Challenging AI Paper Claims with Practical Replication

One of the recurring problems with academic research into AI is the pace. By the time a paper is published, it can already be out of date—sometimes by multiple model generations. That has turned into a kind of running joke: someone cites a headline claiming “AI can’t do X” (whether that’s medical Q&A, coding, or something else), and when you look closer, it’s often based on a model that’s two or three years old. In a field moving as quickly as this one, that lag ends up shaping public opinion in a misleading way, making the technology look further behind than it actually is.

There’s a second issue too: a lot of academic work still struggles to capture how these systems behave in practice—especially the parts that matter. Some of the more “critical” papers are written with a strong thesis in mind, sometimes by people who have been in the space for decades and want to argue that everyone is making a fundamental mistake. To be clear, I’m not saying we won’t hit unexpected roadblocks. We might. I also don’t think transformer architectures are necessarily the most efficient way to compress knowledge and problem-solving. If the human genome is on the order of 1.6GB, and animals with even smaller genomes can do incredible things with behavior “programmed in,” it’s reasonable to assume there’s plenty of room for improvement in how we build these systems.
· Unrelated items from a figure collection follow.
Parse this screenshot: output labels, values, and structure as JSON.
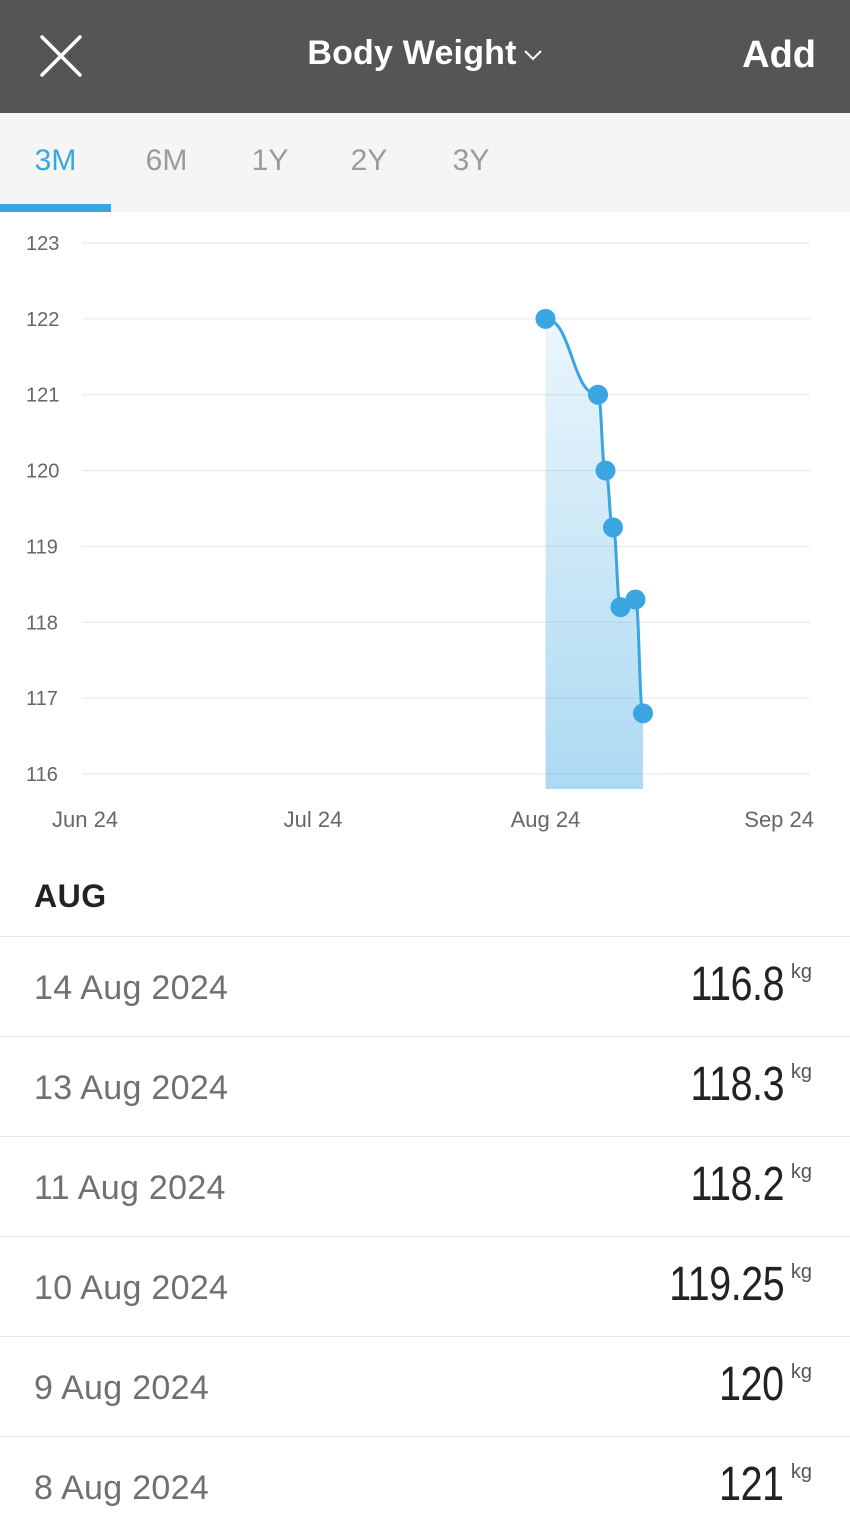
{
  "header": {
    "title": "Body Weight",
    "add_label": "Add"
  },
  "tabs": [
    {
      "label": "3M",
      "active": true
    },
    {
      "label": "6M",
      "active": false
    },
    {
      "label": "1Y",
      "active": false
    },
    {
      "label": "2Y",
      "active": false
    },
    {
      "label": "3Y",
      "active": false
    }
  ],
  "colors": {
    "accent": "#3aa5e0",
    "header_bg": "#555555",
    "tabs_bg": "#f5f5f6"
  },
  "chart_data": {
    "type": "area",
    "x": [
      "2024-08-01",
      "2024-08-08",
      "2024-08-09",
      "2024-08-10",
      "2024-08-11",
      "2024-08-13",
      "2024-08-14"
    ],
    "y": [
      122,
      121,
      120,
      119.25,
      118.2,
      118.3,
      116.8
    ],
    "ylim": [
      116,
      123
    ],
    "yticks": [
      "123",
      "122",
      "121",
      "120",
      "119",
      "118",
      "117",
      "116"
    ],
    "xtick_labels": [
      "Jun 24",
      "Jul 24",
      "Aug 24",
      "Sep 24"
    ],
    "xtick_dates": [
      "2024-06-01",
      "2024-07-01",
      "2024-08-01",
      "2024-09-01"
    ],
    "grid": true
  },
  "section": {
    "title": "AUG"
  },
  "entries": [
    {
      "date": "14 Aug 2024",
      "value": "116.8",
      "unit": "kg"
    },
    {
      "date": "13 Aug 2024",
      "value": "118.3",
      "unit": "kg"
    },
    {
      "date": "11 Aug 2024",
      "value": "118.2",
      "unit": "kg"
    },
    {
      "date": "10 Aug 2024",
      "value": "119.25",
      "unit": "kg"
    },
    {
      "date": "9 Aug 2024",
      "value": "120",
      "unit": "kg"
    },
    {
      "date": "8 Aug 2024",
      "value": "121",
      "unit": "kg"
    }
  ]
}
That said, when I read papers that claim to have found some big, fundamental limitation, a surprising number of them fall apart on inspection—not because the question is bad, but because the experimental setup is flawed. Often the problem is simple: the authors don’t spend enough time actually working with the models, and they don’t “red team” their own conclusions.

A good example is the “reversal curse” paper. The basic claim was that if a model learns facts in one direction—A implies B—it can’t generalize in the reverse direction—B implies A. The canonical example was something like: if the model is trained on “Tom Cruise’s mother is Mary Lee Pfeiffer,” it supposedly won’t reliably answer “Who is Mary Lee Pfeiffer’s son?” with “Tom Cruise.” The paper got a lot of attention because if that claim were fundamentally true, it would be a serious limitation.

But when I read the methodology, the issue jumped out: they were training the model in a way that essentially prevents the behavior they were testing for.

Here’s what they did (simplifying slightly). They created many training examples in a chat-style format, where the “user” message contained a question like:

Who wrote Sharks in Space?

…and the “assistant” message contained the answer:

“John Whistleheim.”

They then concluded that after being trained on many examples of this sort (A → B), the model still performed at chance when asked the reverse form (B → A), like:

What book did John Whistleheim write?

Their interpretation was: the model can memorize “book → author” but can’t infer “author → book.”

The problem is that this training format is not a neutral choice. Modern chat-tuned models are designed to be cautious about treating the user prompt as authoritative “truth.” They learn primarily from what appears in the assistant response. If you want the model to internalize facts and relationships, you generally need the factual content to appear in the assistant message in a way that the model learns as its own output, not merely as an input that it is responding to.

So I ran a simple test. I generated synthetic data—fake books and fake authors—so we weren’t dealing with any contamination from real-world knowledge. First, I trained the model the way the paper trained it. Then I trained the same model, on the same kind of data, but with the key difference: I moved the relevant information into the assistant response so the model learned the relationship as part of what it produces, not merely what it is asked about.

When trained this way, the model did generalize. It learned the relationship well enough to answer both directions: A → B and B → A. In other words, the “fundamental roadblock” wasn’t fundamental; it was, at least in large part, an artifact of how the training examples were constructed.

I don’t want to be unfair to the authors. At the time, documentation around best practices for training and formatting chat data wasn’t great. You often had to dig through scattered sources and experiment to learn what actually works. But it was still surprising that they didn’t try basic variations—mixing formats, swapping where the information lives, or stress-testing their own result. Especially because they even noted an important clue: if you simply put the relevant facts into a single prompt and asked the reverse question, the model could answer correctly. That should have been a flashing signal that the limitation might be coming from the training setup, not the model’s underlying capacity.

The broader point is this: there’s a lot of “secret knowledge” in AI right now—not secret because it’s intentionally hidden, but because it’s learned through hands-on experimentation rather than neatly captured in papers. I’ve personally spent thousands of dollars a month at times training small models purely out of curiosity, just to see what works and what doesn’t. And that kind of tinkering teaches you things you will miss if you only read headlines or skim abstracts.

So my advice is simple: when you see a confident claim that “models can’t do X,” treat it as a hypothesis, not a verdict. Look for whether the result is based on outdated systems, whether the setup matches how these models are actually trained and used today, and whether the authors seriously tried to break their own conclusion. In this field especially, the difference between a real limitation and a training artifact is often just one small, testable detail.